Vaka Manupuna

No. 55
- Position: Defensive tackle

Personal information
- Born: June 30, 1982 (age 44) Honolulu, Hawaii, U.S.
- Listed height: 6 ft 4 in (1.93 m)
- Listed weight: 300 lb (136 kg)

Career information
- College: Colorado
- NFL draft: 2006: undrafted

Career history
- Washington Redskins (2006)*; New York Jets (2006)*; Washington Redskins (2007)*; Utah Blaze (2008); Washington Redskins (2009)*; Spokane Shock (2010); Utah Blaze (2010);
- * Offseason or practice squad member only
- Stats at ArenaFan.com

= Vaka Manupuna =

American football player (born 1982)

Vaka Manupuna (born June 30, 1982) is an American former football defensive tackle. He was signed by the Washington Redskins as an undrafted free agent in 2006. He played college football at Colorado.

Manupuna was also a member of the New York Jets and Utah Blaze.

==Early life==
As a senior, Manupuna earned first-team all-state honors from both the Honolulu Advertiser and Star-Bulletin for St. Louis School in Honolulu, Hawaii. SuperPrep named him to its All-Far West team, ranked as the No. 72 player overall in the region, and he also earned first-team all-Interscholastic League of Honolulu (ILH) honors for a second straight year. As a senior, he registered 37 solo tackles (about 60 overall), with four fumble recoveries, three forced fumbles and three quarterback sacks.

==College career==
Manupuna played college football at the University of Colorado and started in all 13 games as a senior, including the Champs Sports Bowl. He enjoyed his best season as a senior where he earned honorable mention All-Big 12 Conference honors from both the Associated Press and the league coaches.

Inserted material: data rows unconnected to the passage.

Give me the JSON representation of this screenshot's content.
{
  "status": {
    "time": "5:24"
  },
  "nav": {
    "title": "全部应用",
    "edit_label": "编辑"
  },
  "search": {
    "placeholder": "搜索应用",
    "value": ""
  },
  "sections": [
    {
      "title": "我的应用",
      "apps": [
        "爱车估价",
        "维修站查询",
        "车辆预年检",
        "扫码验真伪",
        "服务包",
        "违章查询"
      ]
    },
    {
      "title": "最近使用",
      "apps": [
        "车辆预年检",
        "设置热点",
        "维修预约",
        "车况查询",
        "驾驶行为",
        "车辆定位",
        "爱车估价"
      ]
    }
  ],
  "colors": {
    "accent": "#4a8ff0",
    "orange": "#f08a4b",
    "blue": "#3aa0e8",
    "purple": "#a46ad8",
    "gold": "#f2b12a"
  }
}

Manupuna had 52 total tackles on his senior season (28 solo), including four for losses, five third down stops, seven quarterback hurries, two fumble recoveries and two pass breakups.

==Professional career==

===Washington Redskins (first stint) ===
Manupuna was signed by the Washington Redskins of the National Football League as a free agent in 2006 and spent part of the season on the practice squad.

===New York Jets===
Manupuna was signed to the practice squad of the New York Jets on December 20, 2006, only to be released on December 27.

===Washington Redskins (second stint) ===
Manupuna was re-signed to a future contract by the Redskins. He was released on May 15, re-signed on August 2 and released again on August 13.

===Utah Blaze===
Manupuna played for the Utah Blaze of the Arena Football League in 2008, recording 16 tackles and 2.5 sacks.

===Washington Redskins (third stint) ===
Manupuna was re-signed by the Redskins on May 1, 2009. He was waived on August 4, 2009.

===Spokane Shock===
Manupuna signed with the Spokane Shock of the newly reformed Arena Football League.

=== Rugby league ===

He has been named in the United States national rugby league team 22 man squad for the 2010 Atlantic Cup.